A SQL index implementation. This can be pointed to either a remote SQL server or a local SQLite database.

class SqlProvider, storage: StorageABC, *, window_size: int = 1000, inclause_limit: int = -1, max_inline_blob_size: int = 0, refresh_accesstime_older_than: int = 0, **kwargs: Any)

Bases: IndexABC

TYPE: str = 'SQLIndex'
start() None
stop() None
has_blob(digest: Digest) bool

Return True if the blob with the given instance/digest exists.

get_blob(digest: Digest) IO[bytes] | None

Get a blob from the index or the backing storage. Optionally fallback and repair index

delete_blob(digest: Digest) None

Delete the blob from storage if it’s present.

commit_write(digest: Digest, write_session: IO[bytes]) None

Store the contents for a digest.

The storage object is not responsible for verifying that the data written to the write_session actually matches the digest. The caller must do that.

missing_blobs(digests: List[Digest]) List[Digest]

Return a container containing the blobs not present in CAS.

bulk_update_blobs(digest_blob_pairs: List[Tuple[Digest, bytes]]) List[Status]

Implement the StorageABC’s bulk_update_blobs method.

The StorageABC interface takes in a list of digest/blob pairs and returns a list of results. The list of results MUST be ordered to correspond with the order of the input list.

bulk_read_blobs(digests: List[Digest]) Dict[str, bytes]

Given an iterable container of digests, return a {hash: file-like object} dictionary corresponding to the blobs represented by the input digests.

Each file-like object must be readable and seekable.

least_recent_digests() Iterator[Digest]

Generator to iterate through the digests in LRU order

get_total_size() int

Return the sum of the size of all blobs within the index.

delete_n_bytes(n_bytes: int, dry_run: bool = False, protect_blobs_after: datetime | None = None) int

When using a SQL Index, entries with a delete marker are “in the process of being deleted”. This is required because storage operations can’t be safely tied to the SQL index transaction (one may fail independently of the other, and you end up inconsistent).

The workflow is roughly as follows: - Start a SQL transaction. - Lock and mark the indexed items you want to delete. - Close the SQL transaction. - Perform the storage deletes - Start a SQL transaction. - Actually delete the index entries. - Close the SQL transaction.

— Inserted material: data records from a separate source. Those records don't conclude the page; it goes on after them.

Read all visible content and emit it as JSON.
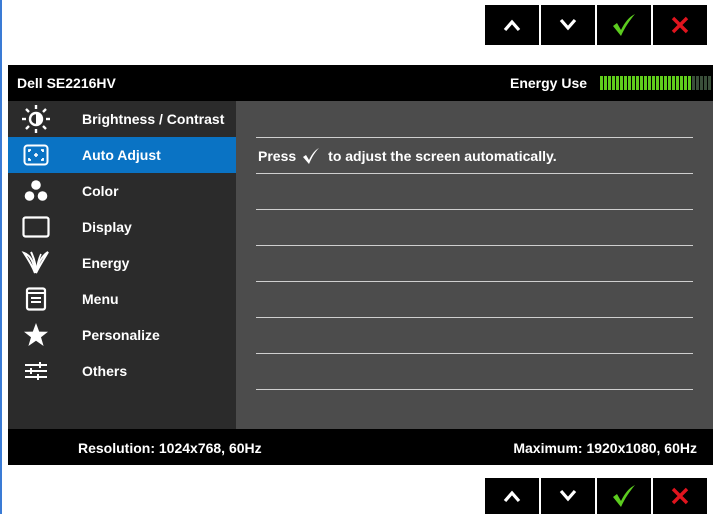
{
  "buttons": {
    "up": "up-arrow-icon",
    "down": "down-arrow-icon",
    "confirm": "checkmark-icon",
    "exit": "close-icon",
    "confirm_color": "#5ccc1f",
    "exit_color": "#e0141e"
  },
  "header": {
    "model": "Dell SE2216HV",
    "energy_label": "Energy Use",
    "energy_level": 0.82,
    "energy_color_on": "#5fce1b",
    "energy_color_off": "#3a4f3a"
  },
  "sidebar": {
    "items": [
      {
        "label": "Brightness / Contrast",
        "icon": "brightness-icon"
      },
      {
        "label": "Auto Adjust",
        "icon": "auto-adjust-icon"
      },
      {
        "label": "Color",
        "icon": "color-icon"
      },
      {
        "label": "Display",
        "icon": "display-icon"
      },
      {
        "label": "Energy",
        "icon": "energy-icon"
      },
      {
        "label": "Menu",
        "icon": "menu-icon"
      },
      {
        "label": "Personalize",
        "icon": "star-icon"
      },
      {
        "label": "Others",
        "icon": "sliders-icon"
      }
    ],
    "active_index": 1,
    "active_color": "#0a73c4"
  },
  "content": {
    "press_text": "Press",
    "instruction": "to adjust the screen automatically."
  },
  "footer": {
    "resolution": "Resolution: 1024x768, 60Hz",
    "maximum": "Maximum: 1920x1080, 60Hz"
  }
}
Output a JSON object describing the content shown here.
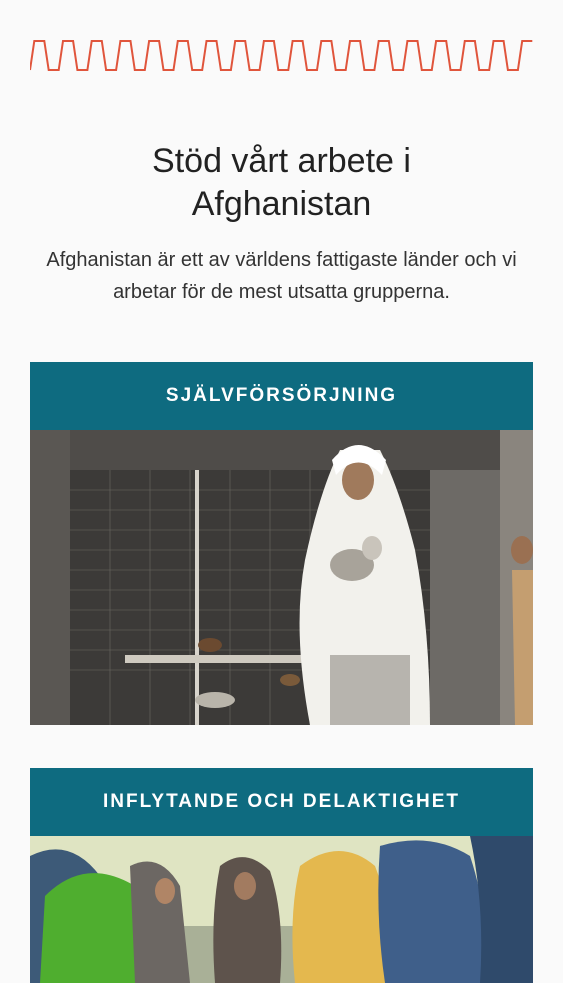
{
  "header": {
    "title_line1": "Stöd vårt arbete i",
    "title_line2": "Afghanistan",
    "intro": "Afghanistan är ett av världens fattigaste länder och vi arbetar för de mest utsatta grupperna.",
    "accent_color": "#e0553c"
  },
  "cards": [
    {
      "label": "SJÄLVFÖRSÖRJNING",
      "image_icon": "woman-holding-chicken-photo"
    },
    {
      "label": "INFLYTANDE OCH DELAKTIGHET",
      "image_icon": "women-meeting-photo"
    }
  ],
  "colors": {
    "card_header": "#0e6b80",
    "background": "#fafafa"
  }
}
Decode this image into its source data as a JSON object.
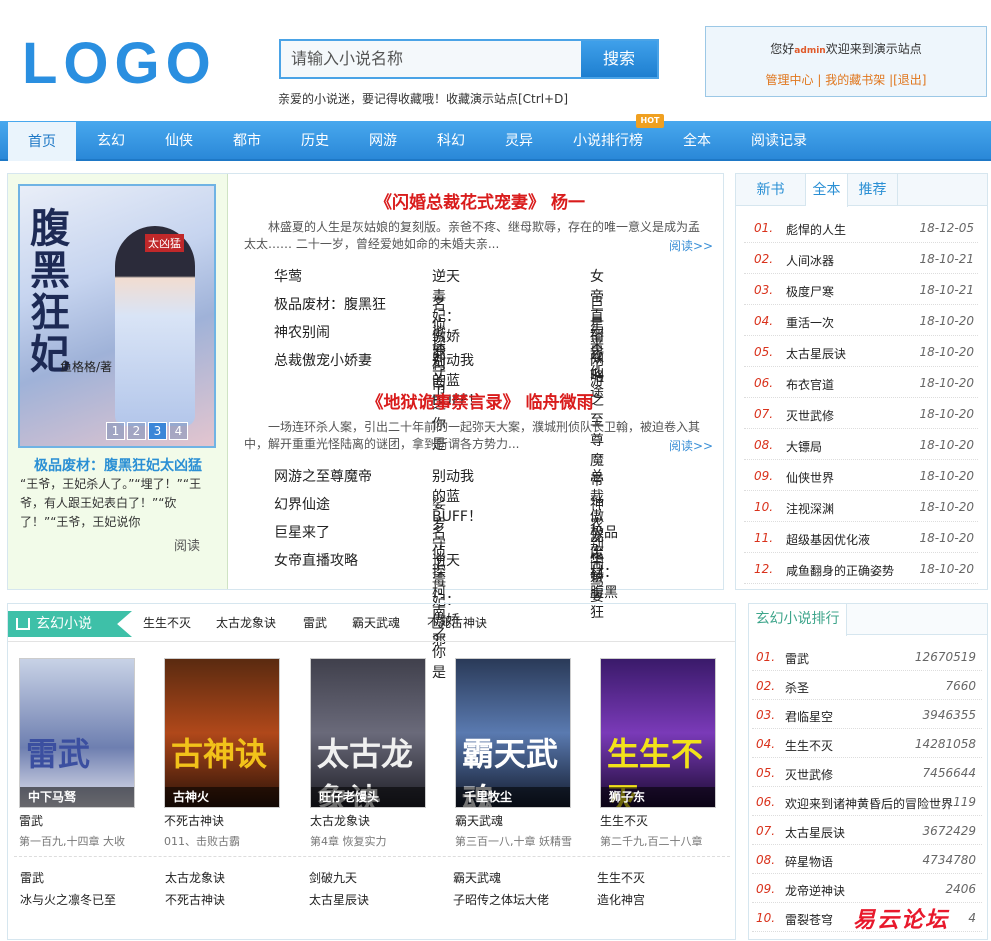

This means anything with deleted=False will always be present in the backing store. If it is marked deleted=True, and the process gets killed when deleting from the backing storage, only some of the items might actually be gone.

The next time the cleaner starts up, it can try to do that delete again (ignoring 404s). Eventually that will succeed and the item will actually be removed from the DB. Only during the first run of batches do we consider already marked items. This avoids multiple cleanup daemons from competing with each other on every batch.

bulk_delete(digests: List[Digest]) List[str]

Delete a list of blobs from storage.